Варро поискал место, где бы присесть, потом вспомнил, что он этого делать не умеет. Нибани Маеса помахала рукой перед лицом Косадеса, возвращая его к жизни, и тот поднял голову. В глазах его сидел тоскливый мир.
— Ты по какому делу? — спросила мудрая женщина.
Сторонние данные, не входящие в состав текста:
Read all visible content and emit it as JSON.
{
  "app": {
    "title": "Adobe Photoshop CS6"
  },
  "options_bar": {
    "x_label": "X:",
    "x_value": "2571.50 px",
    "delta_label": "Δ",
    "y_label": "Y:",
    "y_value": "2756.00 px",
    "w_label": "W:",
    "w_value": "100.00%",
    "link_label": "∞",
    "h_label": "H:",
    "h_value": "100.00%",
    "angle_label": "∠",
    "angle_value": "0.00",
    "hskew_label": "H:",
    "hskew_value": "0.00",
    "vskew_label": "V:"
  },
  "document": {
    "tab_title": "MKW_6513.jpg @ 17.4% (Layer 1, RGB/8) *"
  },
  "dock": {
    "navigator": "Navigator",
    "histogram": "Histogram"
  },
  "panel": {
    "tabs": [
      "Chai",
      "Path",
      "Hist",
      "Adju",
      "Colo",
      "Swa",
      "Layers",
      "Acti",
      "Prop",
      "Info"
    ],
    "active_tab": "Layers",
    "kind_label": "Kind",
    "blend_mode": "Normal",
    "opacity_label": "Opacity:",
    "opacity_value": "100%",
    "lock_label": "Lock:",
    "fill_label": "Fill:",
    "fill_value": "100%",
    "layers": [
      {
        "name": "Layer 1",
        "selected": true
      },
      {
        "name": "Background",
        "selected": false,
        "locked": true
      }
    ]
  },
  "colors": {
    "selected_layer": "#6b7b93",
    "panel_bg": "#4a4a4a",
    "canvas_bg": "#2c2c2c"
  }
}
— Да как-то нехорошо получается, — ответил Косадес невнятно. — Товарищ Бонд должен был явиться ко мне сразу по прибытии на остров. И он вроде как у меня был, но потом уже…
Ларриус Варро сунул руку с невидимым предметом в карман и покосился на Косадеса. Вырванные глаза даэдры, подумал он, этот великий мастер — туп как ходячий труп. И Победителю Легиона понравилось то, что он подумал.
— И что же? — допытывалась Нибани.
— Он зашел ко мне через месяц, когда я… — сказал Косадес и замялся. — В общем, когда я спал. Бросил мне на стол сопроводительные документы, украл из сундучка отмычки, исписал стены непонятными словами, и больше никогда не приходил.
— Этого не может быть! — воскликнула Нибани Маеса. — Он появился у нас в лагере с указанием от вас следовать указаниям от нас! И сделал все, что требуется, кроме самого главного. Поэтому я и здесь, попросить его слазить в горы. На денек.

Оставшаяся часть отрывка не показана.